Historic preservation laws and regulations are guidelines – they are never prescriptive or proscriptive. They vary with every resource and they are rarely ‘precedent-setting’ because the same process applied to two resources or to two communities will never yield the same result.

When you write it like that it seems quite simple, but our minds can’t hold it well because what is consistent is not the resource or its treatment but the process of identifying, evaluating, assessing and determining the treatment.


anywhere in the world

This is the source of endless confusion and it requires you to get your mind out of the gutter of categories and nouns and into the dynamism of action and verbs.

is battery a noun or a verb in this case?

A case in point: Yesterday the Chicago Tribune had an article about a 1952 coal-powered steamship that plies Lake Michigan between Wisconsin and Michigan and dumps 4 tons of coal ash into the lake each trip.
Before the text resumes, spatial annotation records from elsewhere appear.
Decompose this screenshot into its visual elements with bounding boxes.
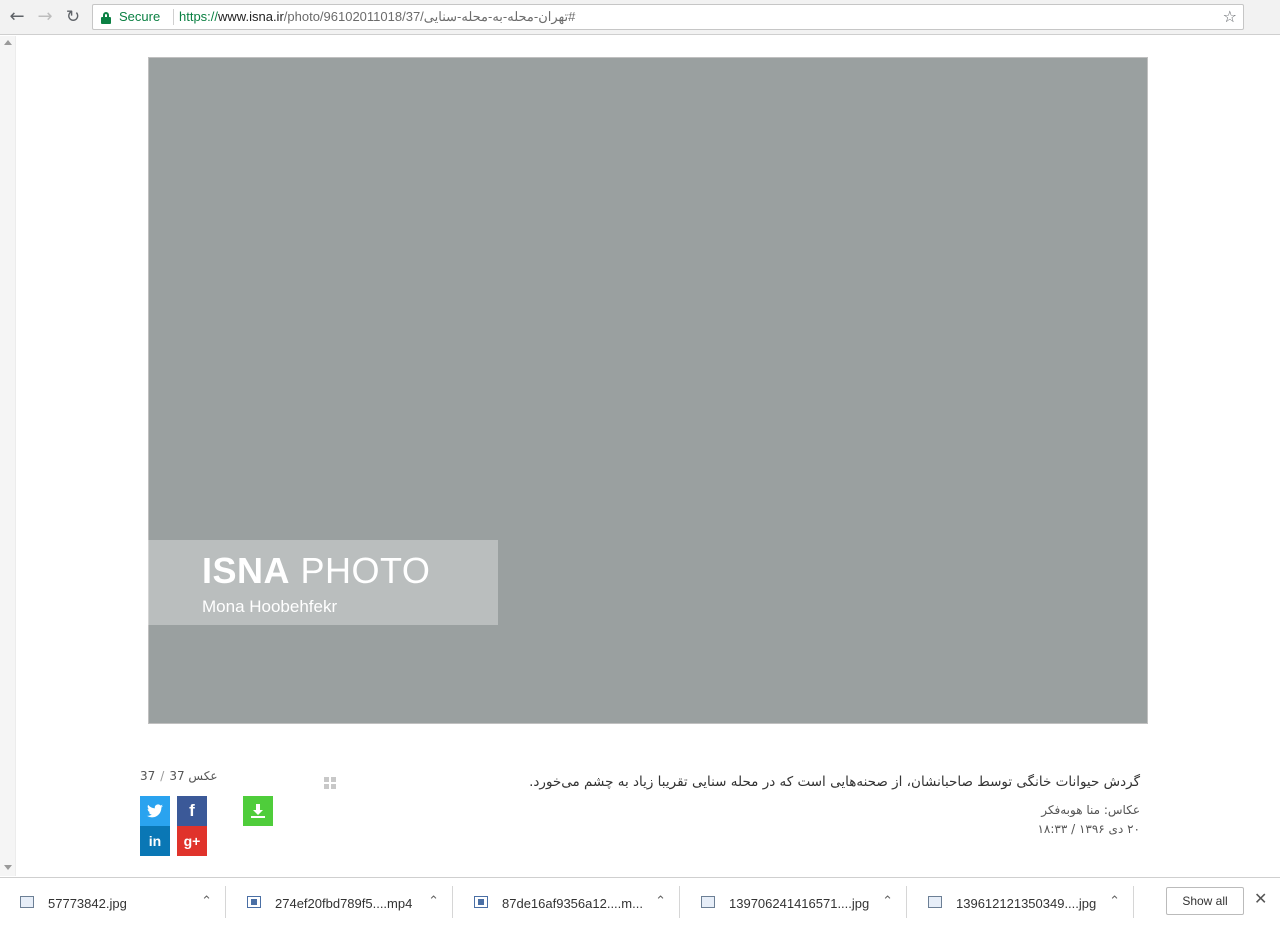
url-host: www.isna.ir [218,9,284,24]
lock-icon [101,12,111,24]
download-filename: 274ef20fbd789f5....mp4 [275,896,413,911]
reload-icon[interactable]: ↻ [62,6,84,28]
googleplus-share-button[interactable]: g+ [177,826,207,856]
counter-total: 37 عکس [169,769,218,783]
video-file-icon [474,896,488,908]
download-photo-button[interactable] [243,796,273,826]
photo-watermark: ISNA PHOTO Mona Hoobehfekr [148,540,498,625]
chevron-up-icon[interactable]: ⌃ [201,894,212,909]
grid-view-icon[interactable] [324,777,336,789]
download-divider [1133,886,1134,918]
download-divider [679,886,680,918]
photo-counter: 37 / 37 عکس [140,769,218,783]
image-file-icon [20,896,34,908]
download-icon [251,804,265,818]
browser-toolbar: ← → ↻ Secure https://www.isna.ir/photo/9… [0,0,1280,35]
download-filename: 87de16af9356a12....m... [502,896,643,911]
image-file-icon [701,896,715,908]
address-bar[interactable]: Secure https://www.isna.ir/photo/9610201… [92,4,1244,30]
download-filename: 139612121350349....jpg [956,896,1097,911]
watermark-photo-word: PHOTO [290,550,431,591]
counter-separator: / [160,769,165,783]
forward-arrow-icon[interactable]: → [34,6,56,28]
url-path: /photo/96102011018/37/تهران-محله-به-محله… [283,9,576,24]
scroll-up-arrow-icon[interactable] [4,40,12,45]
linkedin-share-button[interactable]: in [140,826,170,856]
twitter-share-button[interactable] [140,796,170,826]
photo-date: ۲۰ دی ۱۳۹۶ / ۱۸:۳۳ [1037,822,1140,836]
download-item[interactable]: 139612121350349....jpg ⌃ [908,886,1134,918]
video-file-icon [247,896,261,908]
url-scheme: https:// [179,9,219,24]
counter-current: 37 [140,769,156,783]
chevron-up-icon[interactable]: ⌃ [1109,894,1120,909]
download-item[interactable]: 87de16af9356a12....m... ⌃ [454,886,680,918]
chevron-up-icon[interactable]: ⌃ [428,894,439,909]
download-divider [906,886,907,918]
download-divider [452,886,453,918]
vertical-scrollbar[interactable] [0,36,16,876]
download-filename: 13970624141657­1....jpg [729,896,870,911]
download-item[interactable]: 57773842.jpg ⌃ [0,886,226,918]
watermark-brand: ISNA [202,550,291,591]
main-photo: ISNA PHOTO Mona Hoobehfekr [148,57,1148,724]
close-icon[interactable]: ✕ [1254,889,1267,908]
bookmark-star-icon[interactable]: ☆ [1223,7,1237,26]
download-filename: 57773842.jpg [48,896,127,911]
scroll-down-arrow-icon[interactable] [4,865,12,870]
download-divider [225,886,226,918]
back-arrow-icon[interactable]: ← [6,6,28,28]
watermark-title: ISNA PHOTO [202,550,430,592]
show-all-downloads-button[interactable]: Show all [1166,887,1244,915]
page-viewport: ISNA PHOTO Mona Hoobehfekr 37 / 37 عکس f i… [0,36,1280,876]
chevron-up-icon[interactable]: ⌃ [882,894,893,909]
address-separator [173,9,174,25]
chevron-up-icon[interactable]: ⌃ [655,894,666,909]
twitter-bird-icon [147,804,163,818]
url-text[interactable]: https://www.isna.ir/photo/96102011018/37… [179,9,575,25]
photo-caption: گردش حیوانات خانگی توسط صاحبانشان، از صح… [529,774,1140,790]
secure-label: Secure [119,9,161,24]
photographer-credit: عکاس: منا هوبه‌فکر [1041,803,1140,817]
download-item[interactable]: 13970624141657­1....jpg ⌃ [681,886,907,918]
download-item[interactable]: 274ef20fbd789f5....mp4 ⌃ [227,886,453,918]
watermark-author: Mona Hoobehfekr [202,597,338,616]
facebook-share-button[interactable]: f [177,796,207,826]
image-file-icon [928,896,942,908]
download-bar: 57773842.jpg ⌃ 274ef20fbd789f5....mp4 ⌃ … [0,877,1280,925]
The headline “Landmark status for polluting ship?” raises the fearsome specter of landmarking and how it can flout all other rules of social and environmental order and community.

Poppycock. Humbug. Horsefeathers.

But the article unfortunately plays upon a misunderstanding of our field, especially in the U.S., that has grown up over the years. The assumption in the headline – and the first few paragraphs – is that landmark status trumps other laws, like environmental ones. You also find this assumption among building owners. It’s like preservation laws have a magical quality that makes them superior to all other clauses of the social contract.
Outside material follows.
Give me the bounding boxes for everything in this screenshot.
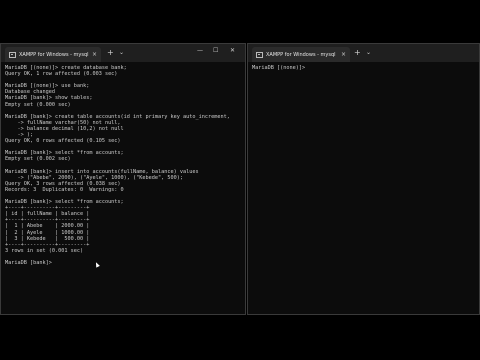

Poppycock. Humbug. Horsefeathers. Do I need to use stronger words?

Now, if you actually read this lengthy article (thanks Trib for going back to long articles!) the truth is there. The owners of the steamer, the Badger, argue landmark status would help them in their negotiations with the EPA.
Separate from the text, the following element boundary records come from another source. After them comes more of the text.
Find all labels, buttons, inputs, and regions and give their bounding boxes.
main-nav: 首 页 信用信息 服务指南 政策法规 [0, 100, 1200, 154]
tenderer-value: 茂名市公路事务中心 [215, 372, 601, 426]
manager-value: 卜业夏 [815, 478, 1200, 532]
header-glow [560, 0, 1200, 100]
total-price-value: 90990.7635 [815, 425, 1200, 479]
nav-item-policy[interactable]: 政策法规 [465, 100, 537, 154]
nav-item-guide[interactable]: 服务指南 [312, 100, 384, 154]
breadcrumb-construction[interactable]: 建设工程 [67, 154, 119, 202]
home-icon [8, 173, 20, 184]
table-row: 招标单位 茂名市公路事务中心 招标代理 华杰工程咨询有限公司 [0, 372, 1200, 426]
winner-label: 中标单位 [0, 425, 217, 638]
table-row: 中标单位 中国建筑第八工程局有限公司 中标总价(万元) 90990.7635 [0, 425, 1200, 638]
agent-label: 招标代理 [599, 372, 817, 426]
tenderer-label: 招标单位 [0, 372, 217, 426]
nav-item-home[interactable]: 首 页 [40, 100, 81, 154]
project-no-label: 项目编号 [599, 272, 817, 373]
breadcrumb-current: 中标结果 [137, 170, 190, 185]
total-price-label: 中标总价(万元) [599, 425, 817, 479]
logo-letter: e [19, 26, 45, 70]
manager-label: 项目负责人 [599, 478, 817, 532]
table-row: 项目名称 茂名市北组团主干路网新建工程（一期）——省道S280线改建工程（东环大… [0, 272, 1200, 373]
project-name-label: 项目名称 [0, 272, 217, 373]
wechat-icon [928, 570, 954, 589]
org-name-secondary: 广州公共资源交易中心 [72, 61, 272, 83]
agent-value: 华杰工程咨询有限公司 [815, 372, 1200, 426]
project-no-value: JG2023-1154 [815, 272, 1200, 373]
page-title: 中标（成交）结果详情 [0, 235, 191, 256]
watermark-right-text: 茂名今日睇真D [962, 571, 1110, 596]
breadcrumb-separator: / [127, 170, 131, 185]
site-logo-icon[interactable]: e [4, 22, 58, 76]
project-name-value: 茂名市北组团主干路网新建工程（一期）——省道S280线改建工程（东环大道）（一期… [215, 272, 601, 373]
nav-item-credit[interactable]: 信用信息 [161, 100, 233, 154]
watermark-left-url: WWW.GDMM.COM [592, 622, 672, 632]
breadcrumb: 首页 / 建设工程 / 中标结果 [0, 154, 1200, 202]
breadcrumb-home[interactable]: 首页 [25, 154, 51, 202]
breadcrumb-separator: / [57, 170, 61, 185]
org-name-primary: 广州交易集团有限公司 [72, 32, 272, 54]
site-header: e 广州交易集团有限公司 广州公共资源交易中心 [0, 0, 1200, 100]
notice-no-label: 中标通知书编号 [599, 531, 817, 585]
Negotiations. Landmark status doesn’t override EPA regulations or fire codes or ADA requirements or anything else. It CAN provide a way to negotiate a non-standard (I want to say post-normal) solution to those regulations. The fact of the matter is that most maritime national landmarks are museum pieces that don’t steam around the lake dumping coal ash. This particular boat has been making end-runs around environmental regulations since the 1980s and there is a separate EPA exemption being legislated even as they try the landmark status ploy. The boat merits consideration as a landmark, according to the Park Service, but that doesn’t necessarily mean it gets to keep polluting.


If I landmark the Fisk electric plant in Pilsen it doesn’t mean it gets to keep polluting. Landmarking my house doesn’t mean I have to go back to gas lights or horse-drawn carriages and landmarking an early Chicago School skyscraper doesn’t mean you have to live with one restroom per every three floors.

If you “landmark” something it means you need to follow the Secretary of the Interior’s Guidelines for Rehabilitation when you work on it. These are GUIDELINES, not rules, and they are subject to interpretation. The guidelines encourage maintaining a property in its original use but DO NOT REQUIRE IT. I can turn the Fisk plant into a nightclub or the Badger into a diesel-powered casino without affecting any landmark status either might merit.

People often hope that landmark status can help them in the “negotiations” over some other issue, and in truth, it can sometimes. But it is not a magical mystery bullet or even an arcane set of rules. They are GUIDELINES and they are ADVISORY, not REGULATORY, as the government’s own website states unequivocally.

Get into historical significance and the absurdity of the argument grows wider than the Irrawaddy in flood. If I preserve Versailles do I need to restore the French monarchy? Of course not.

the original Shwedagon Pagoda, NOT the copy in the new capital

le salon c’est moi

The whole point of saving something is so you can keep reinterpreting it and repurposing it. Nothing is static, ESPECIALLY in the field of heritage conservation, a field whose only constant is a process of dynamic change and its sensible management.